Things you should never say to a sexual assault survivor
Sometimes, some things are just better left unsaid.
While some people may get the right things to say, others may end up achieving the complete opposite; and some may just not be as sympathetic towards that person when they need it the most.
One particular situation that could leave one tongue tied is in the case of sexual assault. The growing rape culture within Kenya is extremely worrying and the insensitive responses towards sexual assault and rape is completely baffling at times.
For some it may be that they are unaware of how their words affect that sexual assault survivor but for others it may seem that they couldn’t care less about how their words are perceived or even how that survivor may have gone through and probably still is going through – which is very unfortunate.
Here are some things you should definitely never say to a sexual assault survivor.
Asking for every detail
Asking a survivor to give you every single detail about their rape could only translate one way to them; you don’t believe them.
That kind of skepticism is the last thing that they need at that time. Speaking about it in the first place is hard enough and adding salt to injury by digging deeper into what happened to them doesn’t really help the situation.
It’s up to them to decide whether they want to tell you everything that happened or not so don’t push it.
Are you sure it was rape?
The question itself just sounds absolutely ridiculous. What do you mean, are you sure it was rape? Is there a different definition for forcefully abusing someone? Bottom line is, just don’t say this to a sexual assault survivor.
Excusing the fact that the person may have been raped because they were in a relationship with their perpetrator.
Yes, it is still rape. That person did not consent to it regardless of whether they were in a relationship or not. They did not say ‘yes’.
It is important to note that majority of sexual assaults are done by someone that the person knows. Could be an uncle, auntie, parent, sister cousin, friend, boyfriend or girlfriend.
What were you wearing?
This only comes out as if you’re trying to shift the blame to the survivor. What they wore had nothing to do with them being sexually assaulted. Some people may have been fully covered but still ended up as rape victims.
Did you say no?
Again, it comes out as if you’re trying to partially shift the blame to the victim.

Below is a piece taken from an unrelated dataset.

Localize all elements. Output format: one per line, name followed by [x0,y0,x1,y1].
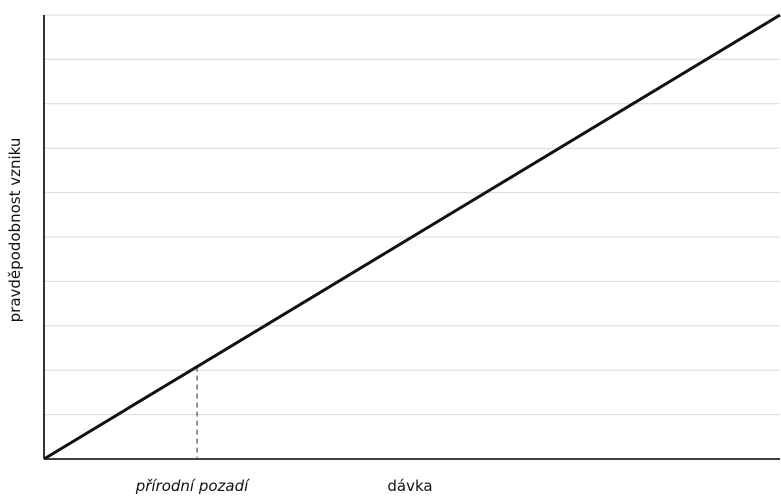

Have you had sex since it happened?
None of your business at all.
Did you fight harder?
This is just plain insensitive and a bit tasteless to be honest. Rape survivors already feel bad that they couldn’t fight harder to stop what happened to them so asking them why they didn’t fight harder could basically just be like asking them why they didn’t make sure it didn’t happen to them – not cool.
Why didn’t you report it?
Speaking about sexual assault is not an everyday conversation that one would like to repeat narrating over and over again – unless they choose to and even then, it would still require quite an amount of courage to relive that moment all the time.
So don’t be so quick to pass judgment on rape survivors for not reporting to the authorities at first. It’s not easy.